Forse l’hai fatta con le tue mani. Stai per soffiare la candelina ed esprimi il tuo desiderio.

“Desidero che sia stato solo un brutto incubo e voglio solo essere qui, insieme a tutti i miei cari, per continuare a vivere la vita con la semplicità che è sempre stata parte di me…” 

Non so quale sarebbe stato il tuo desiderio, ma forse questo è uno dei più probabili.

Buon compleanno, moglie mia.

 

Tiziana Lombardo non potrà festeggiare il suo quarantesimo compleanno insieme ai suoi cari. Il 5 gennaio 2017 ha perso la vita per cause che, dopo due anni di indagini, sono ancora al vaglio della Magistratura.

 

DUE ANNI

Due anni di traguardi piccoli e grandi, raggiunti con il sorriso dell’innocenza e la caparbietà che tu e la maggior parte dei bambini avete.

Poco meno di un anno fa hai cominciato a camminare. Sei caduta, ma ti sei rialzata sempre, insegnando qualcosa anche a noi. Ti abbiamo vista vivere, senza troppi pensieri, senza le preoccupazioni che noi adulti sembriamo crearci ad ogni occasione.
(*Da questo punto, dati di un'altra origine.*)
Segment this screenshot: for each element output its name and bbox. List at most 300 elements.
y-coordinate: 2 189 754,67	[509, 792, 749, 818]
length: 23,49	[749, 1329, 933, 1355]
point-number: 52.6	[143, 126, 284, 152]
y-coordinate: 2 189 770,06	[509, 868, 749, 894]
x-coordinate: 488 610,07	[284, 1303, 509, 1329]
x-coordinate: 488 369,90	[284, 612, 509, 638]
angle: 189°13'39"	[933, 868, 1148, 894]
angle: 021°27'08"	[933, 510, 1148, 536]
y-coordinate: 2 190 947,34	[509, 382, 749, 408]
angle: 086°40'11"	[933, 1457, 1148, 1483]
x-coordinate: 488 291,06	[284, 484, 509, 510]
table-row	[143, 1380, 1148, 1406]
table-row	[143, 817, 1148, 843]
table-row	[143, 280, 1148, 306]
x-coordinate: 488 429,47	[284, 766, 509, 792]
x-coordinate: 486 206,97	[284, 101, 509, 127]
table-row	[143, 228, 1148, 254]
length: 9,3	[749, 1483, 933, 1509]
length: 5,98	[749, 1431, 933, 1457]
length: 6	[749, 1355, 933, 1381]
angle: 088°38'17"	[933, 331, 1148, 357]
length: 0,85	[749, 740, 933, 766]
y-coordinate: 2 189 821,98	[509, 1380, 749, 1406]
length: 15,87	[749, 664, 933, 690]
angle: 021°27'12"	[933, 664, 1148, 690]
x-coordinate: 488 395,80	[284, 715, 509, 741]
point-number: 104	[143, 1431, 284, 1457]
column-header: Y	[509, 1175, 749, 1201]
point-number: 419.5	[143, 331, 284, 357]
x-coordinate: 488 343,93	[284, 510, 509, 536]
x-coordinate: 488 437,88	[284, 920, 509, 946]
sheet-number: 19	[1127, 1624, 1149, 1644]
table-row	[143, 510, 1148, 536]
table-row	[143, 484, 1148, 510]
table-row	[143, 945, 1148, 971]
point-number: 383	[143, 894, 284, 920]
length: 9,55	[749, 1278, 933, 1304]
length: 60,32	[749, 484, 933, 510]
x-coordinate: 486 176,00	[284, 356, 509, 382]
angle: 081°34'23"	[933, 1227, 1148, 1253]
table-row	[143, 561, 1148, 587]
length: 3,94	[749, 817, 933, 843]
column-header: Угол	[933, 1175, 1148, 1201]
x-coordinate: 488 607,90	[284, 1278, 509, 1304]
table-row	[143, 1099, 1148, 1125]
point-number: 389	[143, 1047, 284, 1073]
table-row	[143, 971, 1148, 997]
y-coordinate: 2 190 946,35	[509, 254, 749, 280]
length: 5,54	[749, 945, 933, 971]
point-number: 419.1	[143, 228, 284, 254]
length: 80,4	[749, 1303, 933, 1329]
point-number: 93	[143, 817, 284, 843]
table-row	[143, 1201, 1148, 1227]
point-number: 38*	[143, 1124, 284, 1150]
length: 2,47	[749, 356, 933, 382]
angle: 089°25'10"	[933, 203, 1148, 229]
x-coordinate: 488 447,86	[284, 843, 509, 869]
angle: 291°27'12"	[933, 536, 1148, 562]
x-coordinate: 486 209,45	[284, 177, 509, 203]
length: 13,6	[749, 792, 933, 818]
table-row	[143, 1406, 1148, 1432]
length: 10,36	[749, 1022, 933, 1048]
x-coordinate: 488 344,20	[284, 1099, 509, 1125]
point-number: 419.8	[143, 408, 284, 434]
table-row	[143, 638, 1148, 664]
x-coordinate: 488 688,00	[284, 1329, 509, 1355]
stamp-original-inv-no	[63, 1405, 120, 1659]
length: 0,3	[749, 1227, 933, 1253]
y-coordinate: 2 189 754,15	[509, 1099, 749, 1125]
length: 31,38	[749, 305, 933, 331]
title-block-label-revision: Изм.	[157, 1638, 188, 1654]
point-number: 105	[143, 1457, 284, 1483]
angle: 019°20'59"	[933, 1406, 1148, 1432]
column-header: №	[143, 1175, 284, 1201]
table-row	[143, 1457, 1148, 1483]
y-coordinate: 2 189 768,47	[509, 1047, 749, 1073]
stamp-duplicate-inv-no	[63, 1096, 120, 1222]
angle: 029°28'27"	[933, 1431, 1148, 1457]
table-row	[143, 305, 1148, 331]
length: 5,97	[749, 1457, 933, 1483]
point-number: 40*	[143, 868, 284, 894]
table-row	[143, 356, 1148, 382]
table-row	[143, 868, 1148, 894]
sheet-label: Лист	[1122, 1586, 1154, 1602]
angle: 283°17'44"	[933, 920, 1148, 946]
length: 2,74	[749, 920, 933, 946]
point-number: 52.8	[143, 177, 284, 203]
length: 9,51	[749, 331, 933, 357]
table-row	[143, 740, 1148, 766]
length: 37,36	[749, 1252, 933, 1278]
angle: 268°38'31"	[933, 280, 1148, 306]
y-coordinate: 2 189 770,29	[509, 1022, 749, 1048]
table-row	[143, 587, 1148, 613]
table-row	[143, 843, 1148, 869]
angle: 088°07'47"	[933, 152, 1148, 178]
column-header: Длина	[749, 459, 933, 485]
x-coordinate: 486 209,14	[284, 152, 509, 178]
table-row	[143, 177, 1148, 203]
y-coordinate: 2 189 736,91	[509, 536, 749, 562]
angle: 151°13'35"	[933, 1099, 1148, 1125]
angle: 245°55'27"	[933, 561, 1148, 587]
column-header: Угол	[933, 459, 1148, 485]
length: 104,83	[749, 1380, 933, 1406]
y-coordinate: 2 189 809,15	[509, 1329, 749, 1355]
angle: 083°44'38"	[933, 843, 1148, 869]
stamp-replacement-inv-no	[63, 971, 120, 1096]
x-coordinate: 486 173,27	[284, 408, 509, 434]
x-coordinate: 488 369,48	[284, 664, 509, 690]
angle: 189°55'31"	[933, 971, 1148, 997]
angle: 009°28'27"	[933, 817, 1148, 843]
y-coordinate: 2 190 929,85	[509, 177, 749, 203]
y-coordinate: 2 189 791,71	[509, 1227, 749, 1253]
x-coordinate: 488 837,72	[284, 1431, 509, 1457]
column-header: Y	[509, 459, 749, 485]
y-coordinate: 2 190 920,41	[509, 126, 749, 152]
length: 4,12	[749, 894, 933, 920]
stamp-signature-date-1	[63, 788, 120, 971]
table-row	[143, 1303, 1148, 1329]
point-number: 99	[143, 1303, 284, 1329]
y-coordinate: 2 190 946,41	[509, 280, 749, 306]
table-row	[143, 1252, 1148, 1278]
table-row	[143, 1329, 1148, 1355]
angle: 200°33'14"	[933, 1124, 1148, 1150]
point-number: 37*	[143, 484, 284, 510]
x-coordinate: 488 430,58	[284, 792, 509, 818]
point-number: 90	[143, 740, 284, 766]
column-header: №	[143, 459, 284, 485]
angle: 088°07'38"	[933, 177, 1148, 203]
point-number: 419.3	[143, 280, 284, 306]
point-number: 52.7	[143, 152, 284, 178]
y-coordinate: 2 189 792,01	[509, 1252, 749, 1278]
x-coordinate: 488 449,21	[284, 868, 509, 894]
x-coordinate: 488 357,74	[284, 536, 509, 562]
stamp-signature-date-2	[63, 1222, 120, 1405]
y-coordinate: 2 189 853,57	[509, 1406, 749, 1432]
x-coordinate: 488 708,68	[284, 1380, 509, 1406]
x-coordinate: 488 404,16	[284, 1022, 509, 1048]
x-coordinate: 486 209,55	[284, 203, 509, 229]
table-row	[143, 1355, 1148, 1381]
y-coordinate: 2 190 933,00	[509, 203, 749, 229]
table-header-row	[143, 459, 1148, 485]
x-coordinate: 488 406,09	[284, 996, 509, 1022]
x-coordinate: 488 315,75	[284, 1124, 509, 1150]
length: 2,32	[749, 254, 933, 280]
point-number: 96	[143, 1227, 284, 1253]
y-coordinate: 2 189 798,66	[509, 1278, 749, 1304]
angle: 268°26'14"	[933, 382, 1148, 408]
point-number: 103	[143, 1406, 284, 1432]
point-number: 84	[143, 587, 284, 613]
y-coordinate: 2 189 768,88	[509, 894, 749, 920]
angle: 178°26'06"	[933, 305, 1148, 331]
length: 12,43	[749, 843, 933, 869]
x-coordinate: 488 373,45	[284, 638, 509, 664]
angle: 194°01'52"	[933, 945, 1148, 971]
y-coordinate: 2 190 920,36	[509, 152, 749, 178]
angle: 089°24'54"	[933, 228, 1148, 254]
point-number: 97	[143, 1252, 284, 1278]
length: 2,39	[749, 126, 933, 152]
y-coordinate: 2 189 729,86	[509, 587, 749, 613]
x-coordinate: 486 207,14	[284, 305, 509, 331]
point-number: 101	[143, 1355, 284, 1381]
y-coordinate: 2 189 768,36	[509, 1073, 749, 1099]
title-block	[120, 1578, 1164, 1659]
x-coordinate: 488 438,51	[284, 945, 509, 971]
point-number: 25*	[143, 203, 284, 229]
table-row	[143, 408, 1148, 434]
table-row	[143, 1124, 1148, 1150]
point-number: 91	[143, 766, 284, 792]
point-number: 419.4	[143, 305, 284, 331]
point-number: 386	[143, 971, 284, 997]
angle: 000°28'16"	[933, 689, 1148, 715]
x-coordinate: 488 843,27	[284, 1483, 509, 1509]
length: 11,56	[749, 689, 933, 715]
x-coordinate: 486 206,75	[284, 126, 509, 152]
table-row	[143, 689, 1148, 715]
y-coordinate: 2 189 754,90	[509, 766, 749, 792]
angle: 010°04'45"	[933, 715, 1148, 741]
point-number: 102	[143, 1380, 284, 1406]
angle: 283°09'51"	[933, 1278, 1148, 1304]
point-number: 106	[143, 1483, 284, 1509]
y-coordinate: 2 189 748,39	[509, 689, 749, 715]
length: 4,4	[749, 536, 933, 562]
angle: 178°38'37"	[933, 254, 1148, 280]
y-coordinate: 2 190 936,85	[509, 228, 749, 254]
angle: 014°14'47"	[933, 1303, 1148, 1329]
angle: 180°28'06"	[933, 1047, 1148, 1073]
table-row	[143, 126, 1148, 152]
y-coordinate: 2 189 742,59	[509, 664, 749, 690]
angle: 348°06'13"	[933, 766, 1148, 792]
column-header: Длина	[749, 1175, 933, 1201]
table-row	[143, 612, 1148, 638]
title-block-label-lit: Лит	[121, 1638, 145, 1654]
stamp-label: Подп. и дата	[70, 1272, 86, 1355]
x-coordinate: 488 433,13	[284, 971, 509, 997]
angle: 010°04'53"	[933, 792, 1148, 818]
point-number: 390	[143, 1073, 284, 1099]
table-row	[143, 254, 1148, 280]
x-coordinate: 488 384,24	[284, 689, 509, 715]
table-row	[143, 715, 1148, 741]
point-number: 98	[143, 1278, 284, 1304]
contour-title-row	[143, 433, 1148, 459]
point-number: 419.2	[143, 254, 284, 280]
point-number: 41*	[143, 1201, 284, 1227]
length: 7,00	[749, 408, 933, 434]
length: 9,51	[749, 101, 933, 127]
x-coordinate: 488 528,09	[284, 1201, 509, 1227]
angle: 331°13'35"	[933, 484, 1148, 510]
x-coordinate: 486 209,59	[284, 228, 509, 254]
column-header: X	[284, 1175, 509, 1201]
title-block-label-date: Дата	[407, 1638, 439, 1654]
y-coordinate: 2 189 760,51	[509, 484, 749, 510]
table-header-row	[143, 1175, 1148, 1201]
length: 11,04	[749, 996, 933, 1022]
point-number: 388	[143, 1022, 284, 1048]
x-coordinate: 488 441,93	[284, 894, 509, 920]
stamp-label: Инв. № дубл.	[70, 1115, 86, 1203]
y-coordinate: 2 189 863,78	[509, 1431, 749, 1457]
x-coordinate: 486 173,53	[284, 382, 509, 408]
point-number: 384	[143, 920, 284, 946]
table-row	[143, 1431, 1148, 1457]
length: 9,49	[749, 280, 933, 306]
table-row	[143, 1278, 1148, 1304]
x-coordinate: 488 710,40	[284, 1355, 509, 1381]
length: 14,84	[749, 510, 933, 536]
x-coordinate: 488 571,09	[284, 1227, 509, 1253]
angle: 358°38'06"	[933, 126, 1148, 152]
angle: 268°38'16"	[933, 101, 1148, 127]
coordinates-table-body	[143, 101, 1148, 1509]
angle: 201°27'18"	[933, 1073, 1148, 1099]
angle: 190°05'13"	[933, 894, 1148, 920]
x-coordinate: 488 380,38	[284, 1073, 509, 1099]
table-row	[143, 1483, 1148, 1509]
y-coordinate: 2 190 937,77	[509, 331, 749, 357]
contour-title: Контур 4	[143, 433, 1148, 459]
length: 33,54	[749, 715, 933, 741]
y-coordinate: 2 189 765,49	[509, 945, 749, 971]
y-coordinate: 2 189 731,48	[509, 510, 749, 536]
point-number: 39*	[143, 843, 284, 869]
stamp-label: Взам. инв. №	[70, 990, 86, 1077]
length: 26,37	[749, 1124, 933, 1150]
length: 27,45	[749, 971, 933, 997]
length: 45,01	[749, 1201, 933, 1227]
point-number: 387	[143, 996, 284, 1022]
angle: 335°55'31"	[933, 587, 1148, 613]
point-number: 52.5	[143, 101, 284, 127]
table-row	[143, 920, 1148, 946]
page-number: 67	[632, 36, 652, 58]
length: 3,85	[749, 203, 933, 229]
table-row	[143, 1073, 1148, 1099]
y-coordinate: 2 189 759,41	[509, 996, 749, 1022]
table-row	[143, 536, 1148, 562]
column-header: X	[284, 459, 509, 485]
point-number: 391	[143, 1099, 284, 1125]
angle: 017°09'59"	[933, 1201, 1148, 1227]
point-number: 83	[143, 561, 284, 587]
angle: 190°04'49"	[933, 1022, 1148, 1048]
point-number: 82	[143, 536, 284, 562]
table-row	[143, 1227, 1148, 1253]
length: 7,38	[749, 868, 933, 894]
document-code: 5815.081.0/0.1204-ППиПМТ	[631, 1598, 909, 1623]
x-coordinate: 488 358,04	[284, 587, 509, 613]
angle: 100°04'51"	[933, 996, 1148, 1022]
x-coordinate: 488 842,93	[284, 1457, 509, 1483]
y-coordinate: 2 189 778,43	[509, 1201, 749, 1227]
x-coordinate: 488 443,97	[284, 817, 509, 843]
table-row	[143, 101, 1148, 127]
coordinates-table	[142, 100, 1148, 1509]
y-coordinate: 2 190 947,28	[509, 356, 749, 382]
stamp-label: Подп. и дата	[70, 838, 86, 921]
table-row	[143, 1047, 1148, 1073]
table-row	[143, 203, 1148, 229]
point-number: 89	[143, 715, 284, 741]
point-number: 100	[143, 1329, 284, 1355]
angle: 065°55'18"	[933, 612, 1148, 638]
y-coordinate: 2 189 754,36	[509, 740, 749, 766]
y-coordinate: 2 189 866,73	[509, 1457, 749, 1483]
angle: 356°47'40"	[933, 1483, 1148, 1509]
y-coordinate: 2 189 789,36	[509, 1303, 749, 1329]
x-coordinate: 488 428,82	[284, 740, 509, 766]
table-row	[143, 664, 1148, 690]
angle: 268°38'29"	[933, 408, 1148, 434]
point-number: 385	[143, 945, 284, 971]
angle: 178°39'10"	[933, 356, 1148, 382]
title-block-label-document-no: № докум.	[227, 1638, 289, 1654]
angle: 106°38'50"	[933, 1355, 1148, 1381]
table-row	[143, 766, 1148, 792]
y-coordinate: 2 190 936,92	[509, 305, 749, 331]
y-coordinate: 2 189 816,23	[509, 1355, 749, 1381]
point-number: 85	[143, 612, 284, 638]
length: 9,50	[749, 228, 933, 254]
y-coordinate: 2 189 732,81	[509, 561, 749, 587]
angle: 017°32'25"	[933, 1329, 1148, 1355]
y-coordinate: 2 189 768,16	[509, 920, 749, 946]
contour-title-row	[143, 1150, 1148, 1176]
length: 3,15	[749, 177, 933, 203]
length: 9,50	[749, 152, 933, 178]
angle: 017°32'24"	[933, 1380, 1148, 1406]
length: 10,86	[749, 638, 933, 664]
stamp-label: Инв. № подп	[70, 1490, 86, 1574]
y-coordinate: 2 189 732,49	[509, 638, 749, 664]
Ti abbiamo ascoltata chiamare con il giusto appellativo ogni persona che ti sta accompagnando nel tuo percorso, così come ti abbiamo ascoltato dire “Questa è la mamma mia” ogni volta che guardavi la foto del dolce sorriso di chi ti ha presentata a tutti noi dopo averti portata in grembo per nove mesi di dolcissima attesa.

E nel giorno del tuo compleanno, ti auguro, figlia nostra, di continuare a crescere godendoti ogni singolo istante del dono della vita, perché ce l’hai tutta davanti a te. Continua a farlo e continua a rialzarti, sempre.

QUINTO ANNIVERSARIO DI MATRIMONIO (con audio)

Nel giorno del tuo compleanno, lo stesso giorno in cui sono venuto a trovarti al cimitero a portarti tre rose rosse e i due disegni che ho fatto nei giorni scorsi, e Pasquale i fiorellini gialli che ha scelto per te, mi va di rileggerti a voce alta qualcosa che avevo scritto per il nostro quinto anniversario di matrimonio.

La tua elaborata semplicità, come la chiamo io, è qualcosa che riusciva sempre a sorprendermi: avevi quella rara dote di creare delle cose speciali e belle con davvero poco e, mentre le cose materiali non avevano quasi alcuna importanza, eri felicissima per le attenzioni che potevo darti.

La “figlia” a cui mi riferivo alla fine della lettera era una delle tue tanto amate piante (che tu amavi chiamare figlie), o era la figlia che abbiamo ricevuto in dono pochi giorni fa?